С окружающими Саймон старался соблюдать золотую середину, это почти всегда срабатывало, как аксиома, отточенная в применении до совершенства. Но, как оказалось, арифметика иногда тоже дает сбои. «У нас будет мальчик», — безапелляционно сообщила ему в свое время Донна и, резко развернувшись, пошла прочь, сладко покачивая бедрами: некуда ты от меня теперь не денешься, милок. Такая уж она была — мать его сына — чувственная, но расчетливая, эгоистичная и свято верящая в родительский долг… У Саймона заняло некоторое время на то, чтобы привыкнуть к мысли, что Донна прочно осела в его жизни.

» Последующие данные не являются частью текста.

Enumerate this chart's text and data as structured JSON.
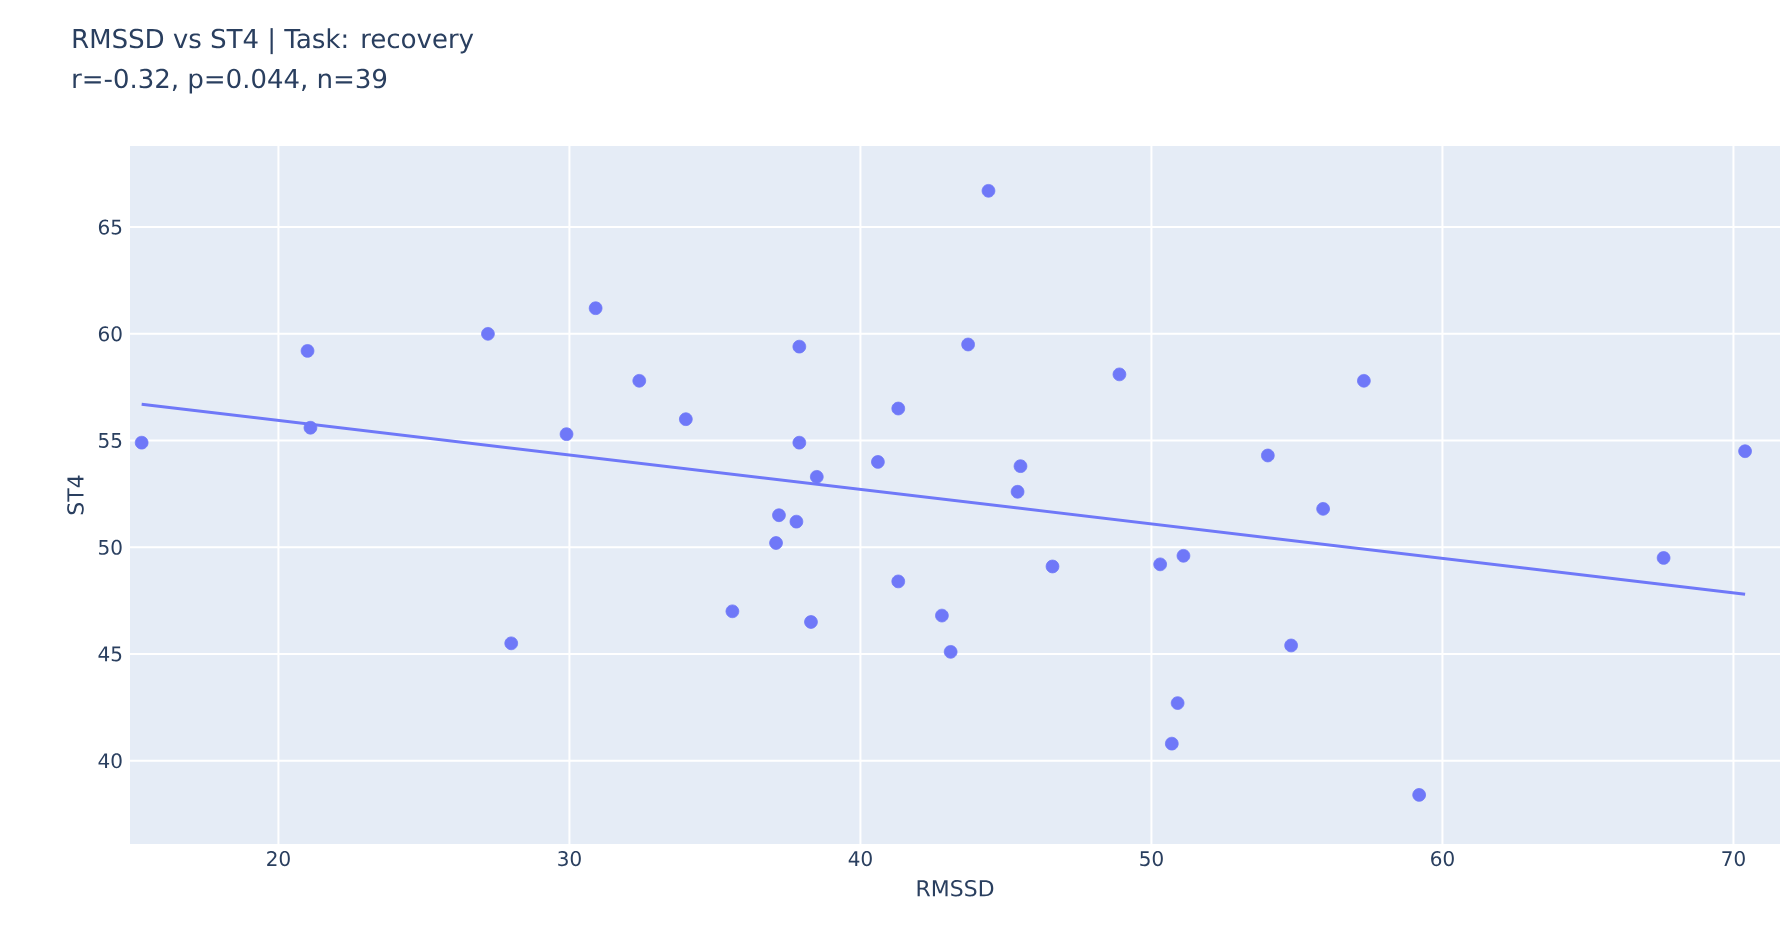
{
  "chart_data": {
    "type": "scatter",
    "title": "RMSSD vs ST4 | Task: recovery",
    "subtitle": "r=-0.32, p=0.044, n=39",
    "xlabel": "RMSSD",
    "ylabel": "ST4",
    "xlim": [
      14.9,
      71.6
    ],
    "ylim": [
      36.1,
      68.8
    ],
    "xticks": [
      20,
      30,
      40,
      50,
      60,
      70
    ],
    "yticks": [
      40,
      45,
      50,
      55,
      60,
      65
    ],
    "grid": true,
    "marker": "circle",
    "series": [
      {
        "color": "#6f78f8",
        "x": [
          15.3,
          21.0,
          21.1,
          27.2,
          28.0,
          29.9,
          30.9,
          32.4,
          34.0,
          35.6,
          37.2,
          37.1,
          37.8,
          37.9,
          37.9,
          38.3,
          38.5,
          40.6,
          41.3,
          41.3,
          42.8,
          43.1,
          43.7,
          44.4,
          45.4,
          45.5,
          46.6,
          48.9,
          50.3,
          51.1,
          50.9,
          50.7,
          54.0,
          54.8,
          55.9,
          57.3,
          59.2,
          67.6,
          70.4
        ],
        "values": [
          54.9,
          59.2,
          55.6,
          60.0,
          45.5,
          55.3,
          61.2,
          57.8,
          56.0,
          47.0,
          51.5,
          50.2,
          51.2,
          59.4,
          54.9,
          46.5,
          53.3,
          54.0,
          56.5,
          48.4,
          46.8,
          45.1,
          59.5,
          66.7,
          52.6,
          53.8,
          49.1,
          58.1,
          49.2,
          49.6,
          42.7,
          40.8,
          54.3,
          45.4,
          51.8,
          57.8,
          38.4,
          49.5,
          54.5
        ]
      },
      {
        "type": "line",
        "color": "#6f78f8",
        "marker": "none",
        "x": [
          15.3,
          70.4
        ],
        "values": [
          56.7,
          47.8
        ]
      }
    ]
  }
}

А потом появился Санни. Малыш, казалось, спокойно воспринимал тот факт, что родители жили на разных квартирах и исправно играл на нервах обоих родителей. Впрочем, Донна тоже не отличалась особым благородством.

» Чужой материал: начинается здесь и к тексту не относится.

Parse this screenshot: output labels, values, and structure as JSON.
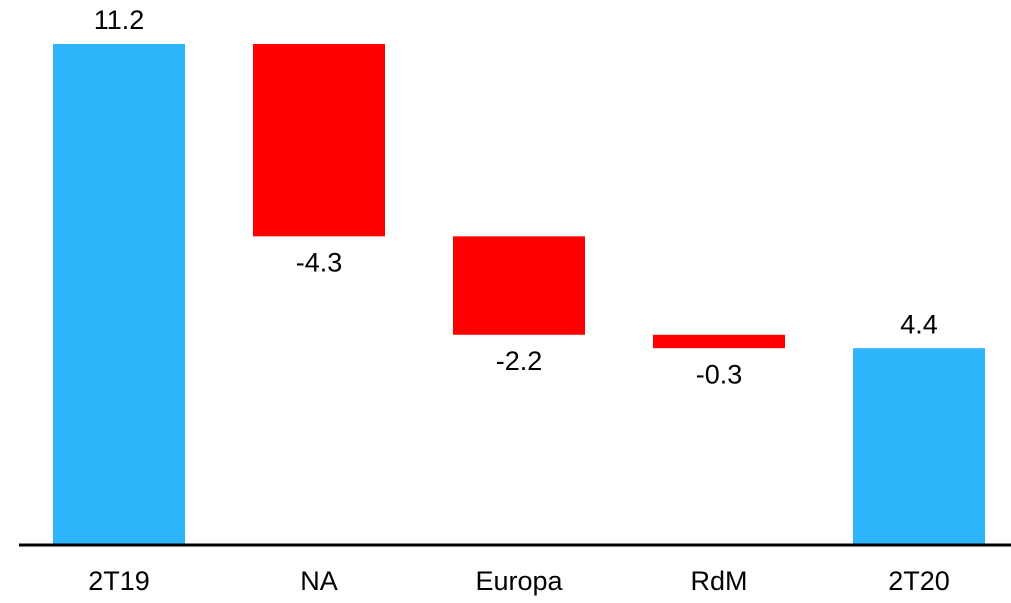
{
  "chart_data": {
    "type": "waterfall",
    "categories": [
      "2T19",
      "NA",
      "Europa",
      "RdM",
      "2T20"
    ],
    "values": [
      11.2,
      -4.3,
      -2.2,
      -0.3,
      4.4
    ],
    "measure": [
      "absolute",
      "relative",
      "relative",
      "relative",
      "total"
    ],
    "colors": [
      "#2db5fc",
      "#ff0000",
      "#ff0000",
      "#ff0000",
      "#2db5fc"
    ]
  }
}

Саймон вздрогнул: часы на стене пробили семь. Страшная как черт, взлохмаченная, местами облезлая кукушка скрылась в домике. Изощренная месть — оплатить аренду клиники на пять лет вперед при условии повесить на стену часы, при звуке которых и собаки, и кошки сходили с ума. В этом для Саймона была вся ее женская логика.
Впрочем, человек привыкает ко всему. И он тоже привык и к этой кукушке, и к женщине, сделавшей этот подарок. Теперь он уже не нуждался в ее помощи. Раскрутившись, клиника стала приносить стабильный приличный доход, и он уже несколько лет сам платил за аренду, мог позволить себе отправить Донну и Санни на отдых в шикарном пассажирском космолете, сам любил путешествовать по новым местам, а часы так и остались висеть, как напоминание о молодости, когда он бесшабашно шел на риск, уверенный в своей победе. Сейчас его расчеты стали значительно скромнее, не в денежном эквиваленте, просто он стал добавлять двойные и тройные индексы «x» в свои планы на будущее.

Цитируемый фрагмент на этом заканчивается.